The UK too. Economic activity in the UK continued to recover earlier this year, with the composite PMI rising to 53.9 in February, its highest level since April 2024 and signalling ongoing expansion. Consumer spending showed strength, with retail sales recording its fastest annual growth in nearly four years, helped in part by demand for luxury and gold-related items. PMI data pointed to roughly 0.3% GDP growth in Q1, a jump from just 0.1% last quarter. However, the recovery remains uneven. Services sector firms continue to cut jobs due to higher labour costs and are directing more capital to technology instead of hiring. Inflation pressures also remain, with output prices rising at the fastest pace since last April, even as input cost increases have moderated. Overall, the mixed outlook of improving growth alongside persistent inflation and weak hiring is expected to keep the Bank of England on a gradual easing path, though policymakers remain divided on the timing and pace.
Investors are rotating out of tech and megacap stocks amid concerns that AI could disrupt traditional software and tech business models, prompting a shift toward previously underperforming sectors. Technology, consumer discretionary, and financial stocks are negative year to date, while energy, materials, and industrials have risen, supported by rising oil prices and increased AI infrastructure investment. Defensive sectors such as consumer staples have also attracted inflows as investors seek stability amid market volatility. The tech selloff began with software companies and has spread to cybersecurity and other industries as markets assess AI’s potential disruption across sectors. Despite this rotation, strategists remain optimistic about broader market gains, expecting profit growth and potential Fed rate cuts to support equities and drive a more diversified rally beyond tech.

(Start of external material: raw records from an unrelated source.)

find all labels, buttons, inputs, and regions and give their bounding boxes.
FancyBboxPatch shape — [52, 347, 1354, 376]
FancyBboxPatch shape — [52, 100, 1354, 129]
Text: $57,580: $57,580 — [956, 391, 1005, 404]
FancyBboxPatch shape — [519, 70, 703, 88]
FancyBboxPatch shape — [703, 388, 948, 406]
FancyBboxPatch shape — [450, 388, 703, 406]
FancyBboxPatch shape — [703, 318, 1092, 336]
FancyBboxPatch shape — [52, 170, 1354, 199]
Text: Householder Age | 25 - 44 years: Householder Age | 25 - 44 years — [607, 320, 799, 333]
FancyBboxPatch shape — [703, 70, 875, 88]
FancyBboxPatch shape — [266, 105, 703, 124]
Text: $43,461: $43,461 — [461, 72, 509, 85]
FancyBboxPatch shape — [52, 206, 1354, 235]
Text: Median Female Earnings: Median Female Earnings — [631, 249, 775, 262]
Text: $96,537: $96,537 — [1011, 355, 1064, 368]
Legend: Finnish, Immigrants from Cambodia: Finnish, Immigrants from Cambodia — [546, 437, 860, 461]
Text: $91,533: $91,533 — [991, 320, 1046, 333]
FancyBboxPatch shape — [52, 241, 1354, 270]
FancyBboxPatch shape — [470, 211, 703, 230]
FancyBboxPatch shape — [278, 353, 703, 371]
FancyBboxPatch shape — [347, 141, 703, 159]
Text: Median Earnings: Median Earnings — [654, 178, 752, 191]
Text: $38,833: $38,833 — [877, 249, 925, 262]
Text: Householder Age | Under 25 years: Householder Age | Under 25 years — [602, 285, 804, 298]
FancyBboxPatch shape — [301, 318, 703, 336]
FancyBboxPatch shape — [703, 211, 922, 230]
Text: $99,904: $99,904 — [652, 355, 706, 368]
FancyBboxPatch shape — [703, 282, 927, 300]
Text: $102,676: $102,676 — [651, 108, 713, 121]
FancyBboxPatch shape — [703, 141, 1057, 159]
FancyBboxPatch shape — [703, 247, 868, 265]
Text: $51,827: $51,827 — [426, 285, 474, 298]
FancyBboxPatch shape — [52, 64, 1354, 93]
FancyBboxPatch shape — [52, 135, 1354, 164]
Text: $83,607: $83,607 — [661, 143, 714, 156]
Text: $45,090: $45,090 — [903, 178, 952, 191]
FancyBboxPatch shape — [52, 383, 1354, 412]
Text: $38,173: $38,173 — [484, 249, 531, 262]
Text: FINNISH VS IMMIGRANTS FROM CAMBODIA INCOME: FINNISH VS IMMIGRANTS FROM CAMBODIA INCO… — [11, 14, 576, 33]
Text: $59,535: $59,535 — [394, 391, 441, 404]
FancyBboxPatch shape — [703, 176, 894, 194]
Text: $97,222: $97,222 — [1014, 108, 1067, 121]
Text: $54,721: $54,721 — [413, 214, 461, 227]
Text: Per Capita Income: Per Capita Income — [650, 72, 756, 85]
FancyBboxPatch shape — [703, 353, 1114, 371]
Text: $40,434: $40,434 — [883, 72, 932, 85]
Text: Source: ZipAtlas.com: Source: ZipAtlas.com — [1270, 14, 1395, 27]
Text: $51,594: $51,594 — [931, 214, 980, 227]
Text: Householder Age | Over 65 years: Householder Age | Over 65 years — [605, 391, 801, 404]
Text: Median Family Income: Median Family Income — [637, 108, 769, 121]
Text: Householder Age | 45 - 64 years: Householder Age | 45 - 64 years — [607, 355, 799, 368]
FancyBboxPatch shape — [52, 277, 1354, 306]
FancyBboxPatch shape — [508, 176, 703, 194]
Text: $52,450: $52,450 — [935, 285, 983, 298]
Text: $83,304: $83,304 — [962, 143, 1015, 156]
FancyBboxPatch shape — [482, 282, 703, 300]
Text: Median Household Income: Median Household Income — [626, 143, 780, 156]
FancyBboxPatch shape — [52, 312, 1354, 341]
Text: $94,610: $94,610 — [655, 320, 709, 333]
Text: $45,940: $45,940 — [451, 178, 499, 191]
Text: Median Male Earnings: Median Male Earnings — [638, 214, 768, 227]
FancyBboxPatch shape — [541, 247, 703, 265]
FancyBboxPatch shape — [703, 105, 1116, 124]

Heartbreak. Repeating last year’s magic at Four Nations was always going to be a tall order, after Canada delivered the country what John Cooper called, a much-needed win. The tension, nerves, and passion in the gold medal game were palpable. It was a hard-fought effort by the boys in red, but the result was not the one Canadians hoped for. Like most contests at this level, it could have gone either way. A soft tip from Toews that stayed out and MacKinnon ringing one off the post on a near empty net were centimetres from changing the outcome. Instead, it was silver around the necks of a group that reflected both legacy and transition. Some veterans may have skated in their final Olympics, including Captain Canada, Sid-the-kid Crosby, who was sidelined with an undisclosed injury. At the same time, the next era was on full display, with Connor McDavid wearing the C in Crosby’s stead and 19-year-old Macklin Celebrini proving he belongs on the biggest stage. The result stings, but the foundation remains strong, and the future of Canadian hockey remains bright.